The decrease in domestic oil transportation is due to the increase in oil pumping tariffs. The intelligence noted that since January 1, 2025, they have increased by 9.9%, and this directly affected the margins of the domestic market.
Volumes also decreased due to the increase in excise taxes: AI-95 gasoline rose to $212.8 per ton, diesel to $150.9. As explained in the intelligence, this led to the fact that the domestic market became less attractive for manufacturers, who are increasingly focusing on exports or reducing production.
Domestic oil transportation was also affected by a decrease in damping payments aimed at maintaining domestic fuel prices. Over the first four months of 2025, the volume of these subsidies decreased by more than 2.5 times — from $ 1.9 billion in January to $ 780 million in April. This means, the SZRU noted, that state support for oil refiners is rapidly weakening.
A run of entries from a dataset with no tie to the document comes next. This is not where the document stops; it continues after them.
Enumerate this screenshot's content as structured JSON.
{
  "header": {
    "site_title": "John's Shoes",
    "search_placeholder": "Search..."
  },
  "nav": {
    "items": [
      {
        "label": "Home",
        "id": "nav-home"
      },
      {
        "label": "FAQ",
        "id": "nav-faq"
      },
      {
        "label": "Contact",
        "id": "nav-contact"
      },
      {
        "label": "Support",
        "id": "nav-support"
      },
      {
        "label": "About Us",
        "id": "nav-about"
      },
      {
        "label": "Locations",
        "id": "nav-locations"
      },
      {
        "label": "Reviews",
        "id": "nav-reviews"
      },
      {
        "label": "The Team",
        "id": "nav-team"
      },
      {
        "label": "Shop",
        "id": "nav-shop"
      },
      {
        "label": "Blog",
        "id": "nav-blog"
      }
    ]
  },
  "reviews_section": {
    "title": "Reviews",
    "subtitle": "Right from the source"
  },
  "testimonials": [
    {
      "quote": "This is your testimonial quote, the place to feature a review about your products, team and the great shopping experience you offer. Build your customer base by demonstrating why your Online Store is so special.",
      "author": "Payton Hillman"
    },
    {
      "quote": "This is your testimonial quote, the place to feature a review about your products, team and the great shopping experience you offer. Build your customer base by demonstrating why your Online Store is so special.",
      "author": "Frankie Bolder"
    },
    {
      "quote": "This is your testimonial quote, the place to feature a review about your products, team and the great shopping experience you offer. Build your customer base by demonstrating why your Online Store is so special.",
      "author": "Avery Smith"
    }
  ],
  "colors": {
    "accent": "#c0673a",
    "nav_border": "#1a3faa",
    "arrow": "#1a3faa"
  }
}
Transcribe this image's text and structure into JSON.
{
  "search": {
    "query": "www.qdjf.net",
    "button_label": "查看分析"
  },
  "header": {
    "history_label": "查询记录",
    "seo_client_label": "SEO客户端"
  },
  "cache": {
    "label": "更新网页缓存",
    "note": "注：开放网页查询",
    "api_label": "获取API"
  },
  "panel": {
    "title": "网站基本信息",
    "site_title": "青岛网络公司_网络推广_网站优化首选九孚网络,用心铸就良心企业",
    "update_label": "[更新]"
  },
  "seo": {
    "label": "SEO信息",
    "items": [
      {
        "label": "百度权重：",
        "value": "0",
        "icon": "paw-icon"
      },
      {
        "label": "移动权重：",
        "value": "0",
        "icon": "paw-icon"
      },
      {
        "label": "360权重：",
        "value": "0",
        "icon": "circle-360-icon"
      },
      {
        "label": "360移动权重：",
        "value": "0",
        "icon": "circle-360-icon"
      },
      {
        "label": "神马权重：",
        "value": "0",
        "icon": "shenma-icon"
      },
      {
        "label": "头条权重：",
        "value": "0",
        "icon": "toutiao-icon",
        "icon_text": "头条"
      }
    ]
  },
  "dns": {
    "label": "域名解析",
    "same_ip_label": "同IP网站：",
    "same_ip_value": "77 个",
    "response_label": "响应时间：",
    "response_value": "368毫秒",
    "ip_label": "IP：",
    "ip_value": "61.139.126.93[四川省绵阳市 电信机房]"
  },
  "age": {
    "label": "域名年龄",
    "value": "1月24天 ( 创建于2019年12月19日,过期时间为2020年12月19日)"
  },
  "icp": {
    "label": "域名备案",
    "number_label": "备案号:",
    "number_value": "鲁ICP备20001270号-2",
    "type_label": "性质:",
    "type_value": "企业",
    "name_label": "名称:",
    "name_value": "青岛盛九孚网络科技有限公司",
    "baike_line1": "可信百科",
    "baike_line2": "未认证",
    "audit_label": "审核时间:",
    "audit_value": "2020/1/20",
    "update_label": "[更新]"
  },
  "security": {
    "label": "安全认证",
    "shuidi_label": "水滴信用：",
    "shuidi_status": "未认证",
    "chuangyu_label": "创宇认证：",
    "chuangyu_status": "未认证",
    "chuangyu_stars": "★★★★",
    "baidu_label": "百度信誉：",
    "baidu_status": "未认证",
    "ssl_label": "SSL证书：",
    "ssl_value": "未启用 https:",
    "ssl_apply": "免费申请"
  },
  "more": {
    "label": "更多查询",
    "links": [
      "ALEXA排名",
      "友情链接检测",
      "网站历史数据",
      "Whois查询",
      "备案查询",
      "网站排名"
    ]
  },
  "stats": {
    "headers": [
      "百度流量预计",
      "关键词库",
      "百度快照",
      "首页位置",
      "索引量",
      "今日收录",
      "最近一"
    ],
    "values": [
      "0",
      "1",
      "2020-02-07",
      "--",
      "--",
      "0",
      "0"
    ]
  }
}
In addition, the decline in domestic oil transportation is due to logistical difficulties: a shortage of rolling stock and a decrease in the priority of oil transportation on Russian railways. According to intelligence, more than 60% of fuel is transported not by pipelines, but by rail and road transport, which creates an additional burden on critical infrastructure.
The intelligence agency emphasized that the reduction in fuel supplies is not only an energy problem, but also a signal of systemic destabilization of the Russian economy. The industrial sector, agrarians, and logistics may find themselves in a fuel famine, which will lead to an inflationary surge and social discontent.
As of May 2025, a number of refineries are already reducing their capacity, and further deepening of the crisis may lead to temporary or permanent closure of enterprises.
An energy crisis in Russia against the backdrop of budget depletion is no longer a future scenario, but a risk that is rapidly coming true.
If the current dynamics continue, Moscow could face the most serious systemic challenge to the energy vertical since the collapse of the USSR. Combined with sanctions pressure, loss of sales markets, and military spending, this creates real prerequisites for the collapse of a key pillar of the Russian economy — the oil and gas sector.